Пещера, стр. 62

— Я имел честь однажды встретиться с вами в Париже, мистер Блэквуд, — сказал с достоинством дон Педро. Раздражение его тотчас прошло: он не мог долго сердиться на такого богача. Мистер Блэквуд что-то промычал и протянул Альфреду Исаевичу холодную, слабую руку.

— Какое странное здание, не правда ли?

— Его нарочно приспособили под матч бокса.
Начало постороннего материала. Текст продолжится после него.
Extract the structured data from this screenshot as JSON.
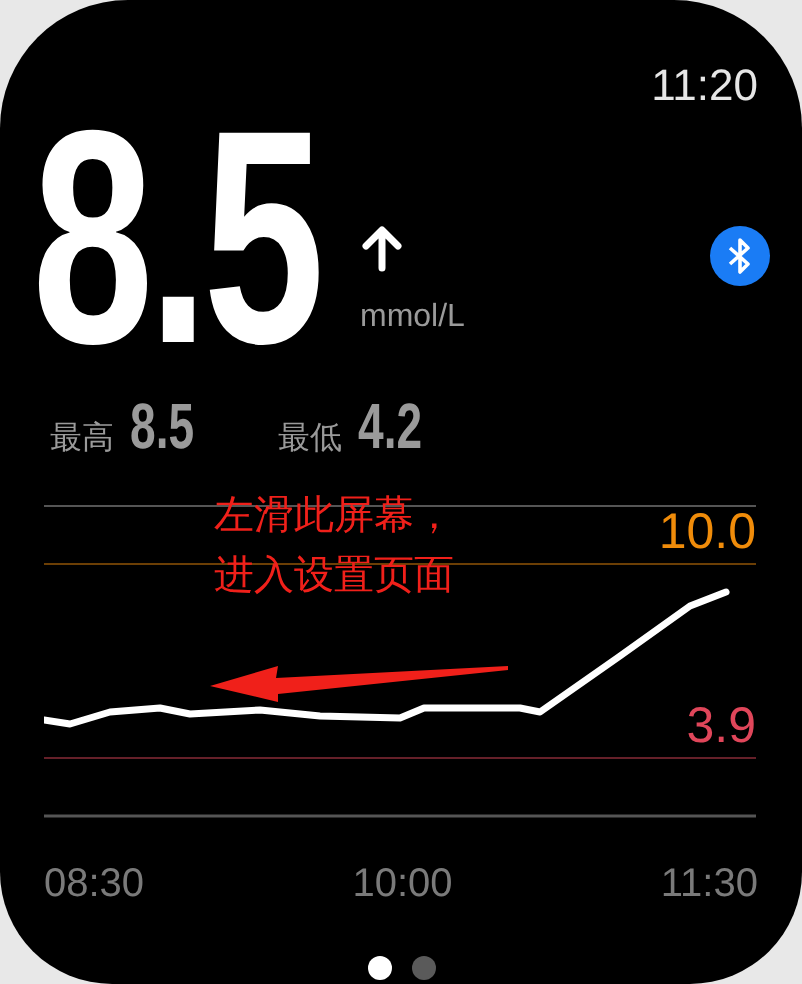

— Но как нарядно: фраки и фраки! Я просто стыжусь за свой скромный смокинг, — с улыбкой вставил Альфред Исаевич, смущенный тем, что и хозяин, и американский гость были во фраках. Капельдинер взял у Клервилля билет. В коридоре им попались Мишель и Витя. Мистер Блэквуд опять что-то промычал. Он был не в духе, — не любил приглашений: ему и забавно было, и странно, и не совсем приятно, что кто-то за него платит: всегда, везде, за всех и за все платил он.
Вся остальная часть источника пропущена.